Pensionen: Geschlechtergerechtigkeit verlangt Systemwechsel
[Wien, 26.2.2016, PA] Wenige Chancen, durch Veränderungen innerhalb des in Österreich etablierten Pensionssystems zu mehr Verteilungs- und damit Geschlechtergerechtigkeit für Menschen im Alter zu kommen, sieht die Katholische Frauenbewegung Österreichs. „Unser Pensionssystem setzt die Schieflagen, die durch die Fixierung auf einen überholten Arbeitsbegriff entstehen, fort“, so Veronika Pernsteiner, Vorsitzende der Katholischen Frauenbewegung Österreichs: „Wer wenig gut bezahlte Erwerbsarbeit leisten konnte, weil nur prekäre Jobs zur Verfügung standen, wer Zeiten der Arbeitslosigkeit oder unbezahlten Betreuungsarbeit in seiner Erwerbsarbeitskarriere verzeichnet, der bzw. die wird auch im Alter schlechter abgesichert sein.“
Was es langfristig brauche, sei eine Neubewertung von Arbeit sowie ein Systemwechsel hin zu einer existentiellen Grundsicherung von allen Frauen und Männern während der gesamten Lebenszeit, unabhängig von Erwerbsarbeit.

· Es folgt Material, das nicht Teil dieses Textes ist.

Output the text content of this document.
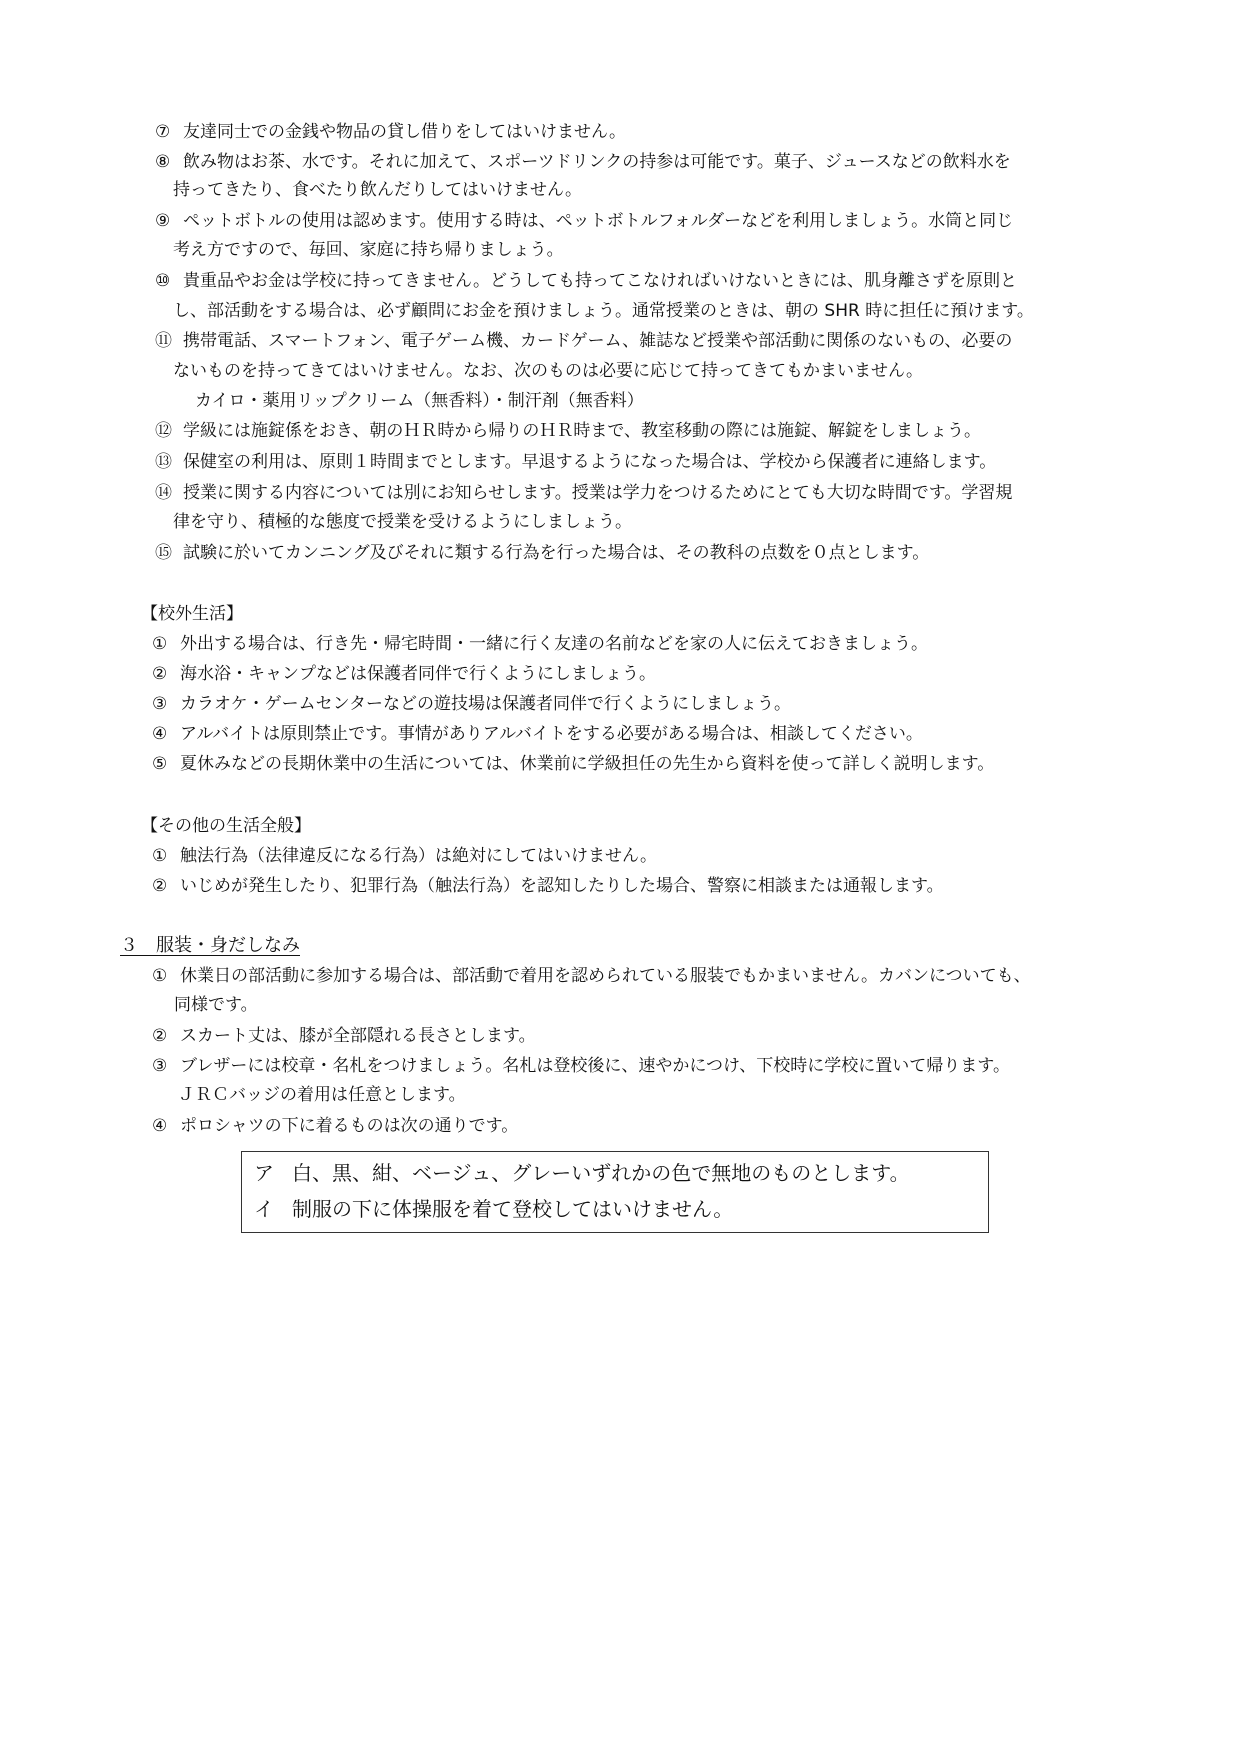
⑦ 友達同士での金銭や物品の貸し借りをしてはいけません。
⑧ 飲み物はお茶、水です。それに加えて、スポーツドリンクの持参は可能です。菓子、ジュースなどの飲料水を
持ってきたり、食べたり飲んだりしてはいけません。
⑨ ペットボトルの使用は認めます。使用する時は、ペットボトルフォルダーなどを利用しましょう。水筒と同じ
考え方ですので、毎回、家庭に持ち帰りましょう。
⑩ 貴重品やお金は学校に持ってきません。どうしても持ってこなければいけないときには、肌身離さずを原則と
し、部活動をする場合は、必ず顧問にお金を預けましょう。通常授業のときは、朝の SHR 時に担任に預けます。
⑪ 携帯電話、スマートフォン、電子ゲーム機、カードゲーム、雑誌など授業や部活動に関係のないもの、必要の
ないものを持ってきてはいけません。なお、次のものは必要に応じて持ってきてもかまいません。
カイロ・薬用リップクリーム（無香料）・制汗剤（無香料）
⑫ 学級には施錠係をおき、朝のＨＲ時から帰りのＨＲ時まで、教室移動の際には施錠、解錠をしましょう。
⑬ 保健室の利用は、原則１時間までとします。早退するようになった場合は、学校から保護者に連絡します。
⑭ 授業に関する内容については別にお知らせします。授業は学力をつけるためにとても大切な時間です。学習規
律を守り、積極的な態度で授業を受けるようにしましょう。
⑮ 試験に於いてカンニング及びそれに類する行為を行った場合は、その教科の点数を０点とします。
【校外生活】
① 外出する場合は、行き先・帰宅時間・一緒に行く友達の名前などを家の人に伝えておきましょう。
② 海水浴・キャンプなどは保護者同伴で行くようにしましょう。
③ カラオケ・ゲームセンターなどの遊技場は保護者同伴で行くようにしましょう。
④ アルバイトは原則禁止です。事情がありアルバイトをする必要がある場合は、相談してください。
⑤ 夏休みなどの長期休業中の生活については、休業前に学級担任の先生から資料を使って詳しく説明します。
【その他の生活全般】
① 触法行為（法律違反になる行為）は絶対にしてはいけません。
② いじめが発生したり、犯罪行為（触法行為）を認知したりした場合、警察に相談または通報します。
３　服装・身だしなみ
① 休業日の部活動に参加する場合は、部活動で着用を認められている服装でもかまいません。カバンについても、
同様です。
② スカート丈は、膝が全部隠れる長さとします。
③ ブレザーには校章・名札をつけましょう。名札は登校後に、速やかにつけ、下校時に学校に置いて帰ります。
ＪＲＣバッジの着用は任意とします。
④ ポロシャツの下に着るものは次の通りです。
ア 白、黒、紺、ベージュ、グレーいずれかの色で無地のものとします。
イ 制服の下に体操服を着て登校してはいけません。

Immer noch orientierten sich Arbeitsbegriff sowie Systeme der sozialen Sicherung am Modell der durchgängigen Vollzeiterwerbsarbeit, so Pernsteiner, und bedingten dadurch Nachteile für wachsende Teile der Bevölkerung: atypisch und prekär Beschäftigte, Erwerbsarbeitslose, Menschen, die unentgeltlich Care-Arbeit verrichteten. In der Mehrzahl seien das Frauen, deren Alterssicherung im bestehenden Pensionssystem durch die klaffende Lohnschere zusätzlich verschlechtert werde. Der Ausgleichszulagenrichtsatz sei zwar eine gewisse minimale Sicherung, durch die Bindung an das PartnerInnenabkommen aber kein grundsätzlicher Anspruch mit ausreichender Verteilungswirkung.
„Eine Neubewertung von Arbeit müsste alle von Menschen verrichteten Tätigkeiten umfassen und anerkennen, Erwerbsarbeit genauso wie Sorgearbeit im privaten Umfeld, ehrenamtliche oder Gemeinwesenarbeit“, so Pernsteiner. Unterschiedliche Modelle, die dies berücksichtigten und ein von Erwerbsarbeit abgekoppeltes System der sozialen Sicherung - auch für Menschen im Alter - definierten, hielten Wissenschaft und Zivilgesellschaft seit langem bereit, sie müssten von allen politischen Parteien als ernst zu nehmende Alternativen endlich registriert und diskutiert werden.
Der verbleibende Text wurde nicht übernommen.